Business partners are sometimes attacked by cybercriminals to get account credentials or other data that could be used to gain access to the organization that ultimately is being targeted, Shey said.

Part of the problem, according to security experts, is that organizations do a poor job of balancing implemented security restrictions and worker productivity, said Jim O'Brian, chief information security officer at Overland Park, Kan.-based solution provider Choice Solutions.

O'Brian said organizations with compliance commitments focus on protecting personally identifiable information or encrypting credit card data, but fail to address personnel problems or adequately address processes that can open up security weaknesses.

"If you only focus on the data, you'll miss how data moves throughout the network and how the employees do their jobs," O'Brian said. "If restrictions introduce serious inefficiencies, employees will go around them every time."

More than half of the information workers surveyed by Forrester said they understood the policies in place for data handling. But for many executives and managers, data handling was virtually unfettered, enabling them to access and manipulate data on any device. Surprisingly, they were less aware of the polices for data use and handling than the employees who had more restrictions, Shey said.

Forrester uncovered a consistent theme of employees using a USB flash drive or CD to carry work home. Some were sending email attachments to themselves via a personal webmail account such as Gmail or Yahoo Mail. Others used Box or other file storage and sharing services, Shey said.

IT security teams are responding. A Forrester survey of more than 1,400 North American and European enterprise and small and midsize business IT security decision-makers estimates that in 2014, organizations plan to increase their data security budgets by 5 percent to 10 percent while 10 percent of organizations plan to increase their data security budgets by 10 percent or more.

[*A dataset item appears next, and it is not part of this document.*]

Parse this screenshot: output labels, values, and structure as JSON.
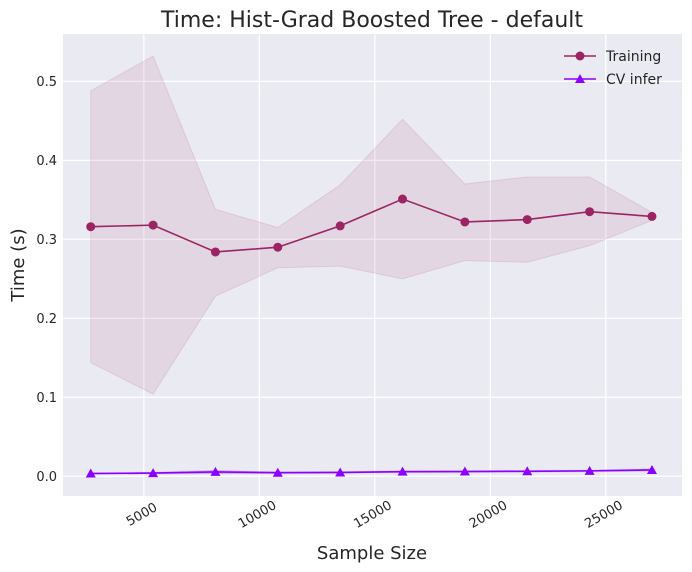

Spending on network security and security operations also is estimated to significantly increase, Shey said. The key areas of focus are on data loss prevention technology followed by database vulnerability assessment, monitoring and auditing, network storage encryption and data discovery technologies. Before investing in data loss prevention technologies, however, organizations need to get a better handle on the core data assets, Shey said.

"Data discovery and classification is an important step that should be undertaken before deploying many of these technologies," Shey said. "You can't apply security controls if you don't know what you're protecting and why you're protecting it."

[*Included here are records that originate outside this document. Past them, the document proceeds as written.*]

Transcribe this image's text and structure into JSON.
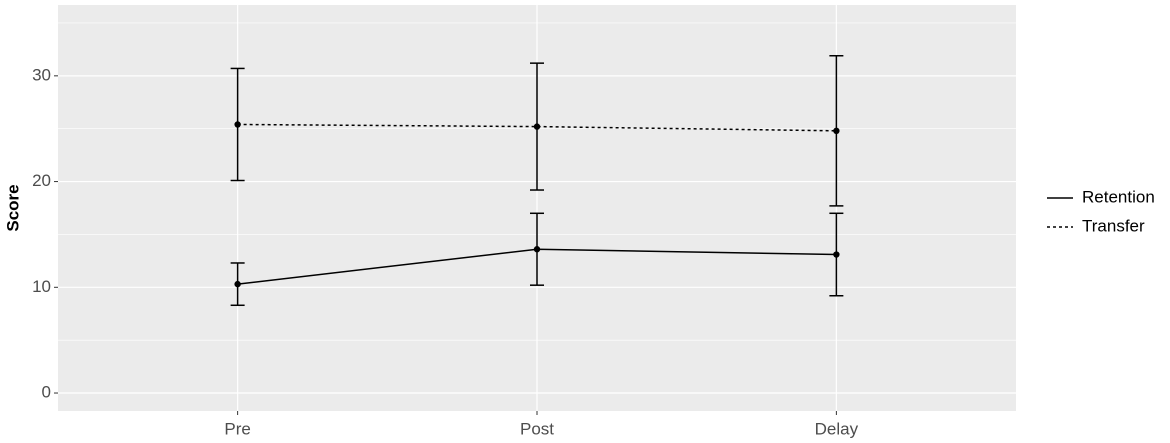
{
  "chart_data": {
    "type": "line",
    "ylabel": "Score",
    "categories": [
      "Pre",
      "Post",
      "Delay"
    ],
    "series": [
      {
        "name": "Retention",
        "color": "#000000",
        "dash": "solid",
        "values": [
          10.3,
          13.6,
          13.1
        ],
        "errors": [
          2.0,
          3.4,
          3.9
        ]
      },
      {
        "name": "Transfer",
        "color": "#000000",
        "dash": "dotted",
        "values": [
          25.4,
          25.2,
          24.8
        ],
        "errors": [
          5.3,
          6.0,
          7.1
        ]
      }
    ],
    "ylim": [
      -1.7,
      36.7
    ],
    "yticks": [
      0,
      10,
      20,
      30
    ],
    "yminor": [
      5,
      15,
      25,
      35
    ],
    "grid": true,
    "legend": "right"
  }
}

More firms also are conducting proactive system monitoring, Shey said. Collecting logs from security systems and analyzing them for suspicious activity could have helped detect a breach in progress, say security experts. At the NSA, Snowden reportedly used a variety of credentials to gain access to various systems, scraping data that he later took via flash drives. Most security experts are convinced that if behavioral analysis had been correctly applied, his actions would have been more difficult to carry out. The system would have been alerted or a human could have detected patterns of behavior that were out of the ordinary, said Arthur Hedge, CEO of Morristown, N.J.-based managed security service provider Castle Ventures.

Castle Ventures focuses on monitoring solutions with a strong emphasis on monitoring and analyzing data fed into HP ArcSight security information and event management appliances. In addition to data loss prevention, the company sees a rising interest in file server monitoring technologies, such as Varonis, which can monitor and log who has access to sensitive data.

"We're figuring out what goes on in the environments of the clients we serve," Hedge said. "Compliance is a big driver for why they did things four years ago or so, but I think that has changed. Most CSOs are worried about the threat landscape and they're thinking about it from a risk perspective."